Two girls ate dinner together and then ordered iced tea. One girl drank very fast and finished five glasses while the other slowly drank just one. The slow drinker died from poison in the drinks, but the fast drinker survived. All the teas contained the same poison. How did the girl who drank the most survive?

Difficulty: Medium

Correct Answer: The poison was only in the ice, which melted slowly in the slow drinker glass

Explanation:


Introduction / Context:
This is a classic lateral thinking and crime riddle about poison and timing. Two girls share a meal and then drink iced tea. One girl drinks extremely quickly and finishes five glasses, while the other slowly finishes only one. Surprisingly, the slow drinker dies of poisoning, and the fast drinker survives, even though all the drinks are said to contain poison. The puzzle asks how this is possible, which tests your ability to think beyond simple volume and focus on how the poison was delivered and when it entered the drink.

Given Data / Assumptions:

  • Both girls drink iced tea from the same set of drinks.
  • The fast drinker consumes five glasses quickly; the slow drinker sips one glass slowly.
  • All the iced teas are described as containing poison.
  • The slow drinker dies, the fast drinker lives.
  • We assume no hidden immunity or magical resistance; the solution must rely on the method and timing of poisoning.

Concept / Approach:
The central concept is that the poison is not evenly mixed in the liquid from the beginning. Instead, it is hidden in the ice cubes and only becomes dangerous once the ice has melted and mixed with the tea. If a person drinks very fast, they finish the tea before much of the ice melts, so the poison stays largely trapped in the cubes. A slow drinker, however, gives the ice enough time to melt, releasing the poison into the drink and leading to poisoning. Thus, the survival of the fast drinker is explained by the fact that she consumed the liquid before the poison dissolved into it.

Step-by-Step Solution:
Step 1: Note that both girls are drinking iced tea, which contains ice cubes that melt over time. Step 2: Recognize that the puzzle mentions poison in the drinks but does not specify whether it is in the liquid or the ice. Step 3: Consider the behavior of the fast drinker. She finishes five glasses quickly, so the ice in her glasses does not have much time to melt. Step 4: Consider the slow drinker, who nurses a single drink. As she sips slowly, the ice cubes in her glass have plenty of time to melt completely. Step 5: Infer that the poison was frozen into the ice cubes rather than mixed into the tea itself. Step 6: Conclude that the fast drinker mostly consumed tea with solid ice, so she took in very little poison, while the slow drinker eventually drank all the melted ice, absorbing a lethal dose.
Verification / Alternative check:
To verify, imagine repeating the scenario. If the poison is in the tea, the girl who drinks more tea should be more affected, which contradicts the outcome. However, if the poison is concentrated in the ice, a fast drinker who finishes drinks before melting is largely safe, while a slow drinker who gives the ice time to melt is at high risk. Many riddle books present this exact story with the explanation that the poison was in the ice, confirming that this is the standard solution.

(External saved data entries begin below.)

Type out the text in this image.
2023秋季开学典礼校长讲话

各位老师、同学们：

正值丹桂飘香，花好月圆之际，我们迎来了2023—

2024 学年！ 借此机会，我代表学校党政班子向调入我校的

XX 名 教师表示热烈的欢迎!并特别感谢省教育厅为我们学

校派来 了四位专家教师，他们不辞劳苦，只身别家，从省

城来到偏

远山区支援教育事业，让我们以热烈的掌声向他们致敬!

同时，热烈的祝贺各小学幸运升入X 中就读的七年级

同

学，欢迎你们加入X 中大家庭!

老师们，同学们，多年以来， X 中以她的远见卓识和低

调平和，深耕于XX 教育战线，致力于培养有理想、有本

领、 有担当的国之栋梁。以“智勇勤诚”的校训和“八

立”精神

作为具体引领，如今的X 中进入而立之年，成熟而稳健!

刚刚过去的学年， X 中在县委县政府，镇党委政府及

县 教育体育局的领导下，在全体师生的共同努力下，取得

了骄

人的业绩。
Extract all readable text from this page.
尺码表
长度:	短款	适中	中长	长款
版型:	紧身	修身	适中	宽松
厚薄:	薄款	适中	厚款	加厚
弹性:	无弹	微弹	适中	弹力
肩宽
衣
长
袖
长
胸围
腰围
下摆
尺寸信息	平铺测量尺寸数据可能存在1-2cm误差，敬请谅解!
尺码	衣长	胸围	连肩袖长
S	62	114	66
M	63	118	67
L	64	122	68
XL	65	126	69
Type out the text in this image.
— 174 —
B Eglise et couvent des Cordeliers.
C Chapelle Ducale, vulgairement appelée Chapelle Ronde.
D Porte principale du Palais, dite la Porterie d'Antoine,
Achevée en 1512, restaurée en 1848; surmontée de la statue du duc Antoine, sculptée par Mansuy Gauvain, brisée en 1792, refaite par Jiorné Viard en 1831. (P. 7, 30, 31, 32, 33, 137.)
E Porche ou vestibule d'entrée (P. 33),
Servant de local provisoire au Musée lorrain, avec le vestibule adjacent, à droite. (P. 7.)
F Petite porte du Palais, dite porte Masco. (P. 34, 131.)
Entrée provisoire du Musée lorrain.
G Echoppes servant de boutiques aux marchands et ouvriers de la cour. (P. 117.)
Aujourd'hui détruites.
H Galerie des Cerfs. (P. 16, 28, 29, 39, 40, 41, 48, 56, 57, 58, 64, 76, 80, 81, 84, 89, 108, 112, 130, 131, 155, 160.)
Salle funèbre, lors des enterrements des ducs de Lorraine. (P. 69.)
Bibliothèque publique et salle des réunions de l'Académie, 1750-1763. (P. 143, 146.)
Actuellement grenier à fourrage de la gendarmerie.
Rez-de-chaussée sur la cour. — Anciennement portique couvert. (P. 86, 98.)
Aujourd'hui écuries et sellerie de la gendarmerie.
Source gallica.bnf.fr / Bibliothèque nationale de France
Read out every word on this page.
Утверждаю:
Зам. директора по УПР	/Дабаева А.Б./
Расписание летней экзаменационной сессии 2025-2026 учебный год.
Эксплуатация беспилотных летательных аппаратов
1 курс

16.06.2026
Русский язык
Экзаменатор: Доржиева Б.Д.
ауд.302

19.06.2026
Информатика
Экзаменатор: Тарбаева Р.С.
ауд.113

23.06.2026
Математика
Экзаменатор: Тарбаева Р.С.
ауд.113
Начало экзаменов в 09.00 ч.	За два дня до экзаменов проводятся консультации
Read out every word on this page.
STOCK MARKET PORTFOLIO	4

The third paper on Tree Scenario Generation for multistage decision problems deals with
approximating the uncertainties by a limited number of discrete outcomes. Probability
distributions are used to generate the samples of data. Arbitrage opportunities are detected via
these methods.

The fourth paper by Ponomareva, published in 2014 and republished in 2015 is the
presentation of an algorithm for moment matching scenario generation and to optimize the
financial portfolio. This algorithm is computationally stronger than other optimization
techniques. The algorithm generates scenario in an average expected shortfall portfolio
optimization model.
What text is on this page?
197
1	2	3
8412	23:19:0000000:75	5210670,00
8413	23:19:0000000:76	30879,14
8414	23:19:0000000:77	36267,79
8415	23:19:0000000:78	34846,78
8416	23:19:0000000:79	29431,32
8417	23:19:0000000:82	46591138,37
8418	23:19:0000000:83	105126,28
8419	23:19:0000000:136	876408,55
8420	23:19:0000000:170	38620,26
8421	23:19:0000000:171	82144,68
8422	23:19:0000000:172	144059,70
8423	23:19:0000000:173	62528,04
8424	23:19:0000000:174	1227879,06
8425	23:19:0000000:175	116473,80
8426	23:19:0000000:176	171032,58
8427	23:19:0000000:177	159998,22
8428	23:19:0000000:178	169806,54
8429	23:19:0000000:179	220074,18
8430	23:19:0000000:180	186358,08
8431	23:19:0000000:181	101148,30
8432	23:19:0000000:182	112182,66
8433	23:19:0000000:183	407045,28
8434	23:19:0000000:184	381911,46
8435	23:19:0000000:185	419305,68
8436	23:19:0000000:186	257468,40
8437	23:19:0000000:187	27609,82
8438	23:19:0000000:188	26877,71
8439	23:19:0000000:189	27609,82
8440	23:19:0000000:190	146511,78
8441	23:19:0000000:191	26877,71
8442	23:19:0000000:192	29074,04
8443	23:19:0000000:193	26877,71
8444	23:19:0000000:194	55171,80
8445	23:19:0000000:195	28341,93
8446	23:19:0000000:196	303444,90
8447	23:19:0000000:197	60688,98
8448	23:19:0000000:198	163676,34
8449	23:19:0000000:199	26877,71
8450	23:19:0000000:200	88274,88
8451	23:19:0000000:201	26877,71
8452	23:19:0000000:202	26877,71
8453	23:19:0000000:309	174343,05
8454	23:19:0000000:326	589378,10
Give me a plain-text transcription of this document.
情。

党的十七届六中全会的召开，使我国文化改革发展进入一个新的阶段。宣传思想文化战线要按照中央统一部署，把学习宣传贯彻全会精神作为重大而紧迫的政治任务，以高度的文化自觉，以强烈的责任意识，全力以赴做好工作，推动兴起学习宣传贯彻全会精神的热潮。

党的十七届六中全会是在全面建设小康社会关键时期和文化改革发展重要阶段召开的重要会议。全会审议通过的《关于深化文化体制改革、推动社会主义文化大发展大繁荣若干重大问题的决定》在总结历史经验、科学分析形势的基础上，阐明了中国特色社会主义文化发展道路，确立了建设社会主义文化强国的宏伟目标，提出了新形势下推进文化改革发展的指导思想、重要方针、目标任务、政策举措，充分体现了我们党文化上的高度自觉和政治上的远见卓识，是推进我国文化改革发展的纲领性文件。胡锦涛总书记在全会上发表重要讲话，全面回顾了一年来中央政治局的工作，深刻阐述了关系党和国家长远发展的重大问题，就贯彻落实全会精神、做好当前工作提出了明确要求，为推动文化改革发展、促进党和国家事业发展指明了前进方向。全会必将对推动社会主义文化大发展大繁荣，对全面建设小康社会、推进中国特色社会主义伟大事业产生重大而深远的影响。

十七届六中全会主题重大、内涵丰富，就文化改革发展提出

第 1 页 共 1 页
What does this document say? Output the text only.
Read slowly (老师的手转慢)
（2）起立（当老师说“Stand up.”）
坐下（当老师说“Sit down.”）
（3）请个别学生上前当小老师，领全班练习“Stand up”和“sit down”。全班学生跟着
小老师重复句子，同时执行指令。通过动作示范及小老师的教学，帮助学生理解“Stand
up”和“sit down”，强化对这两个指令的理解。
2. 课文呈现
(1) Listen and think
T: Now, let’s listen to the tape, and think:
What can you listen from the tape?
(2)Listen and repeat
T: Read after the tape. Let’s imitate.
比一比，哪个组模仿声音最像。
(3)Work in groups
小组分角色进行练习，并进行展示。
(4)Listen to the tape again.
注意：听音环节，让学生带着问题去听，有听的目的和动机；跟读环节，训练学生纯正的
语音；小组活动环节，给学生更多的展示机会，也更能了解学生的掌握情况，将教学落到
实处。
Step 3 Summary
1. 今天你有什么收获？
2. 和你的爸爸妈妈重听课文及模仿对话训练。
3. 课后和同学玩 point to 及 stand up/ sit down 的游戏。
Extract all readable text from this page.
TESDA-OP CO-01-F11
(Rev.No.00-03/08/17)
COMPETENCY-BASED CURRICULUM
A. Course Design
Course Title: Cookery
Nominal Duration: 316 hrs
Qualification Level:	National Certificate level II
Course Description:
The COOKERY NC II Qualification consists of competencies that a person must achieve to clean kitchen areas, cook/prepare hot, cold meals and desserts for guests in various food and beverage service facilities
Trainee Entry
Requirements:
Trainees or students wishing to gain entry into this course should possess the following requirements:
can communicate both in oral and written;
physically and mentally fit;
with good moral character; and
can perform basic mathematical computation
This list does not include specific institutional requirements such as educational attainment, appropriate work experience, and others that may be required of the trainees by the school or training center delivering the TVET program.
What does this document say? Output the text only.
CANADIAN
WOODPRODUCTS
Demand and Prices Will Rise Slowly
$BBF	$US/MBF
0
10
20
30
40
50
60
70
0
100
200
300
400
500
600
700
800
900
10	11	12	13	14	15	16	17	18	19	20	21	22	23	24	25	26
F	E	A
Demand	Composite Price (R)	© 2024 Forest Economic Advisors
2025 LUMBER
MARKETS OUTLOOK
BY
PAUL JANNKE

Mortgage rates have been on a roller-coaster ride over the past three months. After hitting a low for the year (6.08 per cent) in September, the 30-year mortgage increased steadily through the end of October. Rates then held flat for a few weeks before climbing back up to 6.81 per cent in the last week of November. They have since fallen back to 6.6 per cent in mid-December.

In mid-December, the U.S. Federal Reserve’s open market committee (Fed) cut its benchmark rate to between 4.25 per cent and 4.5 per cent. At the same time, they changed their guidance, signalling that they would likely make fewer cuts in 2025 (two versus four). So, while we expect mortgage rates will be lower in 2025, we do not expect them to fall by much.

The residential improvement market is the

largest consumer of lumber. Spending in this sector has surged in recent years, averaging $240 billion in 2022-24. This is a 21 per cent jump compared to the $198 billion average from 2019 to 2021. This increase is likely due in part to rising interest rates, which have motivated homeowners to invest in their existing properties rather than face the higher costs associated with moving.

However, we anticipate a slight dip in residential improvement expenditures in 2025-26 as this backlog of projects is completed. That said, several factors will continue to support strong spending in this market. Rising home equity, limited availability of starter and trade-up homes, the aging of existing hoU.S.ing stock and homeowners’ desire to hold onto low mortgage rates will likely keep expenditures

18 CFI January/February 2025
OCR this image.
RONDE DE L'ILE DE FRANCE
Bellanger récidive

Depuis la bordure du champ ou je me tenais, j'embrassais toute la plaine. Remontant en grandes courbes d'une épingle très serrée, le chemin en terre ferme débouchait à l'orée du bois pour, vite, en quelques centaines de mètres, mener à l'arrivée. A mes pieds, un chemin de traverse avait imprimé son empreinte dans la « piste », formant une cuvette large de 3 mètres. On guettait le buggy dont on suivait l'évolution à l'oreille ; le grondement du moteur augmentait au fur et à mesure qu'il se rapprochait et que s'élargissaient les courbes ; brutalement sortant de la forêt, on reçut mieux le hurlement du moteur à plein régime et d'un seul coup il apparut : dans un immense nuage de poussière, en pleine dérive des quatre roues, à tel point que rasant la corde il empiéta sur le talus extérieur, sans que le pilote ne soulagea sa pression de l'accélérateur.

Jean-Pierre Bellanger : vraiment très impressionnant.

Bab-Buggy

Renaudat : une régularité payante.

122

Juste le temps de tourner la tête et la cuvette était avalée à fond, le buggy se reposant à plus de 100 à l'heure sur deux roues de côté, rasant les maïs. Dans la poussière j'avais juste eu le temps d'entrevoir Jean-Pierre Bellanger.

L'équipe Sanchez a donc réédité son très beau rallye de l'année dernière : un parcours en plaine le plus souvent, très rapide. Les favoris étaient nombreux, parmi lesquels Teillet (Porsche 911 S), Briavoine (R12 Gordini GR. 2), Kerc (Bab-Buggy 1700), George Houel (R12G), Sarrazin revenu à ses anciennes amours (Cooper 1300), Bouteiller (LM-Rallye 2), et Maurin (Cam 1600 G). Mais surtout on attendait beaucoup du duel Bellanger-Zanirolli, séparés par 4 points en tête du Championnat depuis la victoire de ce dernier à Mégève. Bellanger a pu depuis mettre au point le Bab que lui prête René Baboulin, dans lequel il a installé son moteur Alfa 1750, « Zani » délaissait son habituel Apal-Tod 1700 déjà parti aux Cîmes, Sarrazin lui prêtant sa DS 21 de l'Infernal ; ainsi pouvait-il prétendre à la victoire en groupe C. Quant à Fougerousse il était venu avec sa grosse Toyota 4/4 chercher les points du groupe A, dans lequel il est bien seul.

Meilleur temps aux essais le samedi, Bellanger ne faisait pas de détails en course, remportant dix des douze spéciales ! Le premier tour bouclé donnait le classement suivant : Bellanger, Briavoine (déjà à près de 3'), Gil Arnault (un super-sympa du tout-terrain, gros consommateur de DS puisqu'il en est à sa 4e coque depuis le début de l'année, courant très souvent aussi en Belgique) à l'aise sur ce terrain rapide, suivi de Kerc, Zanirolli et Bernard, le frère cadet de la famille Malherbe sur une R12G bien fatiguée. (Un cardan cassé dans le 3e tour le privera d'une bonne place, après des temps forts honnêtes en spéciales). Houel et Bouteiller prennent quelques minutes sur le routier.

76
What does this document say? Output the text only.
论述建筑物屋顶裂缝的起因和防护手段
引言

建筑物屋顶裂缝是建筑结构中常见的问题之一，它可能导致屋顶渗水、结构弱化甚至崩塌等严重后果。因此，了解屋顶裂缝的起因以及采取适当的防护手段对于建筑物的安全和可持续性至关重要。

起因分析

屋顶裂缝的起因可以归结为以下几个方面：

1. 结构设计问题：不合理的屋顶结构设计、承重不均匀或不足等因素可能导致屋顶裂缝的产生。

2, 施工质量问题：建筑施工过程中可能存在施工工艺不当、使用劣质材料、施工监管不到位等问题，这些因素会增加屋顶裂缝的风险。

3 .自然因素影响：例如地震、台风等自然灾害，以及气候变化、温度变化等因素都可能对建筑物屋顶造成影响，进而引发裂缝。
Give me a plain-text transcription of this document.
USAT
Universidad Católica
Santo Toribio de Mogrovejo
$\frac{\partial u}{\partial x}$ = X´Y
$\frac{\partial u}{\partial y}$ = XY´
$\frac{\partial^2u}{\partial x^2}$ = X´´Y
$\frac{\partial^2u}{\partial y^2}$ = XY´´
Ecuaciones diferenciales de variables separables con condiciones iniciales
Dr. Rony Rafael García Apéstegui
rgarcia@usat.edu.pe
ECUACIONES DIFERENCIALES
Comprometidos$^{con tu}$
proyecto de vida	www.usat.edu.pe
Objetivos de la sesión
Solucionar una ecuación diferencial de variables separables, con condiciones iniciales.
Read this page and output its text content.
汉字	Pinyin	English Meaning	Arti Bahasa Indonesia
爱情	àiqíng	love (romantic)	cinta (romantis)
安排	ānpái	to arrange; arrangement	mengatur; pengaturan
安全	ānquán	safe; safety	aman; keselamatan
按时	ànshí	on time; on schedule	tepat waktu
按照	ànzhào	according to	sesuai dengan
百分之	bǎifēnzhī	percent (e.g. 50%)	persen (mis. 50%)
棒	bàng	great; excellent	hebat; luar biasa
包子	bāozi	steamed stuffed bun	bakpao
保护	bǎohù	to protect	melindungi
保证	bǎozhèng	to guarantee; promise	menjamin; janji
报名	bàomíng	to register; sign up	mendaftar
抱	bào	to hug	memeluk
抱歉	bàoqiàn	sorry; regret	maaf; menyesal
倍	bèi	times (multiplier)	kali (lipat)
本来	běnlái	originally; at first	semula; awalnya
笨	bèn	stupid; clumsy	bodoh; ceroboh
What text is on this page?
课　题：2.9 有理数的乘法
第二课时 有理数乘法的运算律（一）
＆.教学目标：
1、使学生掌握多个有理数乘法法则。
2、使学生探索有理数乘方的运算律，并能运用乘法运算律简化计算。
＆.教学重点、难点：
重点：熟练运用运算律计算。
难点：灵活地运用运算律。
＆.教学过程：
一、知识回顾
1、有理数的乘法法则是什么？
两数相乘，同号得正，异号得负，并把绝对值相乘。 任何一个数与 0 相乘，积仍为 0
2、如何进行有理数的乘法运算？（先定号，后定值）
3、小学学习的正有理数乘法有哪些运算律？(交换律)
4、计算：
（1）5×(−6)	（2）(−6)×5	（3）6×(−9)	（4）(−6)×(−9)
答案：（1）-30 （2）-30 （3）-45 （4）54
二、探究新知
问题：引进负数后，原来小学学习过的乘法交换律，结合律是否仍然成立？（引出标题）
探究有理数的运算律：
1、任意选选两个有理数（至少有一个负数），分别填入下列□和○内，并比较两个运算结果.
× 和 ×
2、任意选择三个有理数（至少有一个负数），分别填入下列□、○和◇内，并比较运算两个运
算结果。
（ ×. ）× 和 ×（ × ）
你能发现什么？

Why Other Options Are Wrong:
The fast drinker had already built up immunity: This is an invented medical detail with no support in the puzzle and not a typical lateral thinking answer.
The fast drinker secretly switched glasses: There is no mention of switching in the riddle, and this would not explain why all the drinks are said to contain poison.
The poison only affects people who drink less than two glasses: This is arbitrary and contradicts the normal behavior of poisons, which depends on dose, not on number of glasses.

Common Pitfalls:
A common mistake is to focus only on the total volume of tea drunk and assume that more tea must equal more poison. Another pitfall is to invent unexplained medical or magical reasons for immunity. Instead, lateral thinking problems like this reward you for considering different ways the poison might have been delivered. Once you realize that ice melts over time and that poison can be frozen in ice, the puzzle becomes straightforward.

Final Answer:
The girl who drank the most survived because the poison was frozen in the ice, and she finished her iced tea before the ice melted, while the slow drinker waited long enough for the poisoned ice in her glass to melt and mix into the drink.